Она вспомнила, где растёт дурман. За околицей, у старого овина. Крупные белые цветы, пахнут сладко, а семена чёрные, мелкие. Бабка говорила: «Настой дурмана разум отнимает». А ещё — останавливает сердце.

Лина закрыла глаза.

Рука её потянулась под подушку, нащупала отцовскую рукавицу. Она прижала её к лицу, вдохнула почти ушедший запах. И заплакала — тихо, беззвучно, как всегда.

Плакала не от боли. Плакала от того, что в ней умерла надежда.

"****

На следующий день Гришка снова пристал.

Нина была дома — возилась у печи. Он подошёл к Лине, когда та резала хлеб

. Обнял сзади, прижался. Лина замерла, нож застыл в руке.

— Отстань, — прошептала она губами, не издав ни звука.

Он не отстал.

Рука его скользнула по животу, ниже. Лина дёрнулась, нож выпал, звякнул о пол. Нина обернулась:

— Чего уронила?

— Да так, — ответил за Лину Гришка, отстраняясь. — Немая, она ж неуклюжая.

Он подмигнул Лине, поднял нож, подал ей.

Пальцы его коснулись её ладони — она отдёрнула, как от огня.

Нина ничего не заметила. Повернулась к печи, загремела ухватом.

Лина вышла в сени, прислонилась к стене, закрыла глаза.

Сердце колотилось так, что, казалось, вот-вот выскочит.

Она сжала кулаки, вонзила ногти в ладони — до крови. Боль помогла прийти в себя.

Она знала: это не кончится.

Пока Гришка жив, пока он здесь, пока мать пьёт и не видит, — это будет повторяться. День за днём, ночь за ночью.

И никто не спасёт.

Она посмотрела на дверь в поле, на дорогу, убегающую к лесу. Вздохнула. Вернулась в избу — резать хлеб, потому что кто-то должен был кормить эту семью.

****

В конце августа, в ночь на Ильин день, Нина крепко напилась с Надей. Вернулась домой — её тошнило, она ругалась с Гришкой, потом упала на лавку и заснула мёртвым сном. Гришка был трезвее — он только начинал пить, когда пришла Нина, и успел принять всего стакан.

Лина мыла посуду в корыте, когда он подошёл.

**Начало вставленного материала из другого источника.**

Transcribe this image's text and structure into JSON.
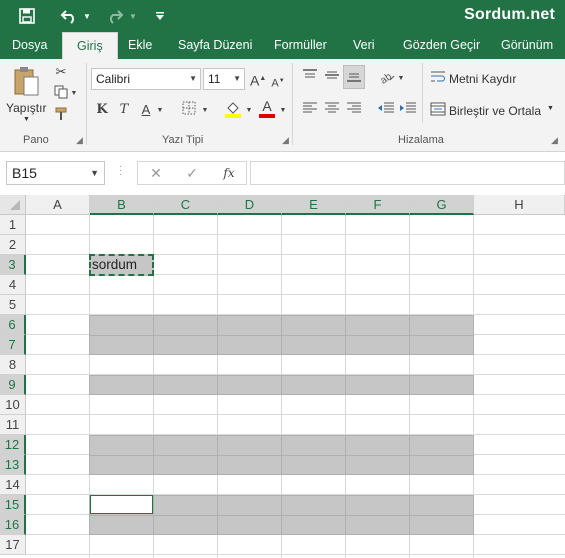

— Пойдём, — сказал коротко.

Она покачала головой — нет. Он схватил её за локоть, поволок к сеновалу. Она упиралась, царапалась, но он легко поднял её, почти на руках вынес во двор.

На сеновале было темно и душно. Пахло сухой травой и мышами. Он бросил её на сено, навалился.

Лина замычала — громко, насколько могла. Глухой, гортанный звук, похожий на стон раненой птицы.

Она колотила его по спине, по голове, пыталась укусить. Он отвешивал ей подзатыльники, зажимал рот, шипел:

— Тише, дура! Услышит кто — скажу, сама пришла. Сама пришла, немая, мужика просила. Поняла?

Она поняла. И замолчала. Потому что это была правда — ей никто не поверит. Никто не услышит её немого крика.

Он делал своё быстро, жадно, как зверь. А она лежала, глядя в щель между брёвнами, на кусочек звёздного неба. Звезды были холодные, далёкие, чужие.

— Хорошая баба, — сказал он, выпуская дым. — Жалко, немая. С такой бы поговорить.

Он засмеялся собственной шутке, встал, спустился вниз.

Лина лежала долго. Потом села, огляделась. Сено было примято, на нём остались её волосы — несколько русых волосков, вырванных с корнем. Она собрала их, сжала в кулаке.

Потом встала, отряхнулась и пошла к колодцу. Ночь была тёплая, ветер шевелил листья берёз. Где-то за рекой пел соловей — последние песни перед отлётом.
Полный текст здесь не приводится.